The effects of the PTH fragments on alkaline phosphatase activity were accompanied by histological changes in the mesial cusp of the first molar. In tooth germs cultured for 7 days in control medium, the mesenchymal cells had differentiated into odontoblasts and deposited a small amount of dentine. The inner enamel epithelium had already differentiated into pre-ameloblasts with proximally located nuclei and enamel was partially formed. As shown in Fig. 1(C, F), significant differences were observed histologically in the mesial cusp of the first molar tooth germ treated with PTH[1-34] (0.1 ?M) for the first 3 days and PTH[53-84] (0.1 ?M) for the last 3 days. Both treatments were associated with increased formation of enamel and dentine. These effects might be dependent upon the development stage of the germ. On the other hand, as shown in Fig. 1 (D,E), tooth germs treated with PTH[1-34] (0.1 ?M) for the last 3 days and PTH[53-84] (0.1 ?M) for the first 3 days showed a slight decrease of dentine and enamel matrix, in spite of the presence of ameloblasts, odontoblasts and stratum intermedium. A number of vacuolated ameloblasts and vesiculation of the cells were also observed.
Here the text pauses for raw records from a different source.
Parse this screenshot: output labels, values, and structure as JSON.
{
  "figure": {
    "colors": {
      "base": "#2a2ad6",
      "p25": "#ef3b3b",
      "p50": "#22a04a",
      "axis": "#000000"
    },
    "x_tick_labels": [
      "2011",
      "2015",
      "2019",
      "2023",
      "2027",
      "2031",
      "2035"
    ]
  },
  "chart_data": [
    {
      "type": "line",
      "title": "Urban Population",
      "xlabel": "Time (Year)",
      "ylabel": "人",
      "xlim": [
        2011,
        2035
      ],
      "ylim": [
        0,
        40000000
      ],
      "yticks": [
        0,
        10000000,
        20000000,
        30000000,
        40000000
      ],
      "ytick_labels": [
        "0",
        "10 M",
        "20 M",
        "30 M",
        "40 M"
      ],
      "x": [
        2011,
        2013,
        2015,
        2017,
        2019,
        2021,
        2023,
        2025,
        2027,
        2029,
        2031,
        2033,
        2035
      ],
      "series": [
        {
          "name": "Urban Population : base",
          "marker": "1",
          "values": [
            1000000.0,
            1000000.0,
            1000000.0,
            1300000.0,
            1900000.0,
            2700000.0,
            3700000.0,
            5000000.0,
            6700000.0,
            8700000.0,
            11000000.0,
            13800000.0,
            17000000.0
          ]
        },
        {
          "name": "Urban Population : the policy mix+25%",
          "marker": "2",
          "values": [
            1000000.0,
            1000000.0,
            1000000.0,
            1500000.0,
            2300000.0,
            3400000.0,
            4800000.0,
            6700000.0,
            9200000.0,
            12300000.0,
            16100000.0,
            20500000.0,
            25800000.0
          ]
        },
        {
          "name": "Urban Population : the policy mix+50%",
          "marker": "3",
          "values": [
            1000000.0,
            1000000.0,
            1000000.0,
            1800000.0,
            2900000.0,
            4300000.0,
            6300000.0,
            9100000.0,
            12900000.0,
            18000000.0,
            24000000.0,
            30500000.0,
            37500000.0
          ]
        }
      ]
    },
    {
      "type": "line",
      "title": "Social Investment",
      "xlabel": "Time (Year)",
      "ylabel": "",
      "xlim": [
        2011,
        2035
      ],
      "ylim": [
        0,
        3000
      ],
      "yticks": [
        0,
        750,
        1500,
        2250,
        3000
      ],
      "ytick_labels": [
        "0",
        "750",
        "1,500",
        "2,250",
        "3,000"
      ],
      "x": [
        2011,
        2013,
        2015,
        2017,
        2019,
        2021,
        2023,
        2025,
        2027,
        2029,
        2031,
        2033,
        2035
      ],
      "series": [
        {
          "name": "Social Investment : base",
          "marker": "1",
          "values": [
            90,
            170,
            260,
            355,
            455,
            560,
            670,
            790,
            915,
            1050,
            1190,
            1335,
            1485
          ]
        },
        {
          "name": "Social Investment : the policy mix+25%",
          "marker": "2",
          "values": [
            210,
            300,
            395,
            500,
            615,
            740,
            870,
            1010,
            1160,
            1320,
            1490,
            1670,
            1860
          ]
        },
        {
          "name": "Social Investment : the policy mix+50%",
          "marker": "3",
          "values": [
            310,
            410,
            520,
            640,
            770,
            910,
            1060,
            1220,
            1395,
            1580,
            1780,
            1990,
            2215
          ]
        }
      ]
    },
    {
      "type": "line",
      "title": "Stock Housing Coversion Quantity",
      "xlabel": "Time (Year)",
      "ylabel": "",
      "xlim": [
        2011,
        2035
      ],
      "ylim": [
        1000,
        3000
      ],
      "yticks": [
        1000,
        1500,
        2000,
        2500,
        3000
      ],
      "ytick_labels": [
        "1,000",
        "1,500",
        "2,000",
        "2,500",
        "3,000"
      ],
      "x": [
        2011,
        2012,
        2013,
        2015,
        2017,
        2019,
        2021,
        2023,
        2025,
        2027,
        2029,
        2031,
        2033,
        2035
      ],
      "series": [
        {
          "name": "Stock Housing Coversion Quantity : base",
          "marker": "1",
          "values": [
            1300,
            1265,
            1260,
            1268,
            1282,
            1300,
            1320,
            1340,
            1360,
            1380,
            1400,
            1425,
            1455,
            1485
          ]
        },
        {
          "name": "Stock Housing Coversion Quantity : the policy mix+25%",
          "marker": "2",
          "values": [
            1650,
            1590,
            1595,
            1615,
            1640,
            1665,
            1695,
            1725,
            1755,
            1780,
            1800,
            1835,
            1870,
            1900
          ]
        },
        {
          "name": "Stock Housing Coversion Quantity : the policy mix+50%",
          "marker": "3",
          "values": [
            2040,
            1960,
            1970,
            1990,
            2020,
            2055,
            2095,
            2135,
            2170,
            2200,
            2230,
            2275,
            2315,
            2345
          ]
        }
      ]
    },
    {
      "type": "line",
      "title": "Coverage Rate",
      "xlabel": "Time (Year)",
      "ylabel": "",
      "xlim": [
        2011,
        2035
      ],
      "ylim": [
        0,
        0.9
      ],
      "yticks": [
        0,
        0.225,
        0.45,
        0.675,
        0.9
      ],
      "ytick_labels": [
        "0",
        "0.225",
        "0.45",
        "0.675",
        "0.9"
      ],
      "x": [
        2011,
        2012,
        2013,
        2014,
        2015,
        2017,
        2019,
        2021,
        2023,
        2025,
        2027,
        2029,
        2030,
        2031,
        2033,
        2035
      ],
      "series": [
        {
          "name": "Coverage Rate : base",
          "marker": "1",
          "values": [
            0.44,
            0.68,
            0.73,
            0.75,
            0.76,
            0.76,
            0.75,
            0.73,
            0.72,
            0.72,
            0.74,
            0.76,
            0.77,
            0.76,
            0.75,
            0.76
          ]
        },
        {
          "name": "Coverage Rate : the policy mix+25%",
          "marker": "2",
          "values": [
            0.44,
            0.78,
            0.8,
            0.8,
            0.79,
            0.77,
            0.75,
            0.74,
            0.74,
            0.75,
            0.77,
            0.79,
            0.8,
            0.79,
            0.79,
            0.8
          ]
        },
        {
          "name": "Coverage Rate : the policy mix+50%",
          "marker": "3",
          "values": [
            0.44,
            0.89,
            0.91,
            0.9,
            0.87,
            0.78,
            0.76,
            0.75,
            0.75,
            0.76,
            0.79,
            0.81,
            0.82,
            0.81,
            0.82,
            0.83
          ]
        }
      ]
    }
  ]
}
A recent study has demonstrated that the interaction of the aminoterminal and carboxyl-terminal regions of a PTH molecule with their own respective binding sites on the cells seems to occur in a fairly independent manner. Here, we show, to the best of our knowledge for the first time, that carboxyl-terminal human PTH[53-84] as well as aminoterminal human PTH[1-34] have marked effects on both alkaline phosphatase activity and histological features in mouse tooth germs in culture. These effects of both fragments depended on the developmental stage and were opposite at the same developmental stage. During the cultivation of day-17 mouse molar tooth germs for 7 days, the early, advanced and late bell stages are successively seen as a gradient starting from the cusp tips and proceeding cervically. At the early developmental stage, odontogenesis as evaluated by alkaline phosphatase activity and histological features was stimulated by PTH[1-34] but suppressed by PTH[53-84]. On the other hand, at the late developmental stage, it was stimulated by PTH[53-84] but suppressed by PTH[1-34]. The findings clearly show that not only the aminoterminal but also the carboxyl-terminal fragment of PTH has a distinct effect on each developmental stage in the tooth germs, which observation is supported by the observed biological effects of carboxyl-terminal PTH fragments on osteoblasts, osteoclasts, and neonatal condylar cartilage.